Empirische Studien aus den Vereinigten Staaten zeigen, dass die Aufwärtsmobilität von Afroamerikanern durch die identitätslinke Opfer-Schuld-Symbiose Schaden nahm: Denn wer verinnerlicht hat, dass für das eigene Vorankommen zuallererst andere verantwortlich sind, kann nicht das für Aufstiegsprozesse notwendige Selbstvertrauen in die eigenen Fähigkeiten entwickeln. Unerfüllte Aufstiegserwartungen wurden allzu oft einseitig der Schuldseite angelastet und als Zeichen für fortbestehenden Rassismus interpretiert, was zur Zementierung der Opferhaltung beigetragen hat. Dieser Prozess hat die Spaltung der amerikanischen Gesellschaft entlang von Opfer- und Schuldidentitäten über die Jahrzehnte zunehmend vertieft.

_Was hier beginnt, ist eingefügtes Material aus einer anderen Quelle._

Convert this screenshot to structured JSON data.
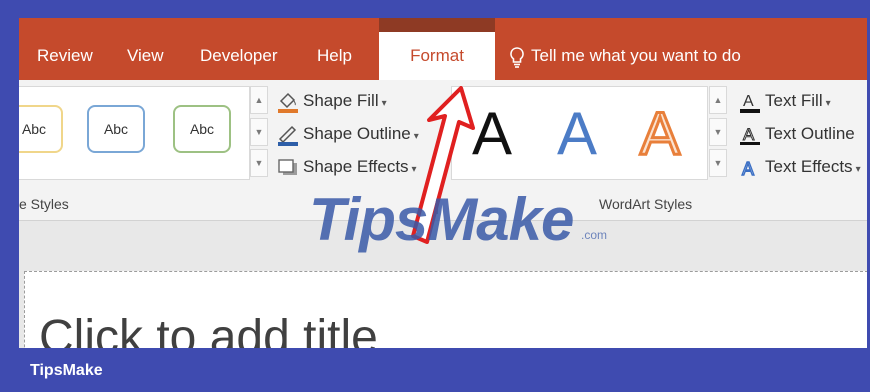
{
  "tabs": [
    {
      "label": "Review"
    },
    {
      "label": "View"
    },
    {
      "label": "Developer"
    },
    {
      "label": "Help"
    },
    {
      "label": "Format"
    }
  ],
  "tell_me": "Tell me what you want to do",
  "shape_styles": {
    "samples": [
      "Abc",
      "Abc",
      "Abc"
    ],
    "group_label": "e Styles"
  },
  "shape_commands": {
    "fill": "Shape Fill",
    "outline": "Shape Outline",
    "effects": "Shape Effects"
  },
  "wordart": {
    "letters": [
      "A",
      "A",
      "A"
    ],
    "group_label": "WordArt Styles"
  },
  "text_commands": {
    "fill": "Text Fill",
    "outline": "Text Outline",
    "effects": "Text Effects"
  },
  "slide": {
    "title_placeholder": "Click to add title"
  },
  "watermark": {
    "main": "TipsMake",
    "com": ".com"
  },
  "footer": {
    "brand": "TipsMake"
  },
  "colors": {
    "ribbon_tab_bg": "#c54a2c",
    "frame": "#3f4bb0",
    "abc1_border": "#f0d68a",
    "abc2_border": "#7aa7d6",
    "abc3_border": "#9dc183",
    "arrow": "#e02020"
  }
}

Wir sollten nicht abwarten, bis sich all die negativen, verabsolutierten Gleichheitsidealen entspringenden Konsequenzen auch in Deutschland manifestieren. In einer Gesellschaft, in der alle freien Zugang zu allen Positionen haben, heißt Freiheit zu ertragen auch ungleiche Chancennutzung zu ertragen. Dementsprechend sollten in einem freiheitlichen Staat die Entfaltungschancen des Individuums als Maßstab für den gesellschaftlich verwirklichten Grad an Freiheit, Gleichheit und Gerechtigkeit gelten und nicht die Erfüllung identitätspolitisch motivierter Quoten. Was Staat und Gesellschaft sicherzustellen haben, ist, dass Chancen auch genutzt werden können, dass es also zu keinen Diskriminierungen aufgrund von Gruppenmerkmalen kommt. Der Staat hat sich aber dabei herauszuhalten, wie Menschen diese Chancen nutzen. Greift er hier ein, verletzt er unweigerlich die Freiheit des einen zugunsten der Gleichheit des anderen. Und je mehr er eingreift, umso mehr verwandelt er sich in einen illiberalen Interventionsstaat. Kurzum: Staat und Gesellschaft sollten sich auf Antidiskriminierung konzentrieren und von identitätspolitischer Repräsentationspolitik Abstand nehmen.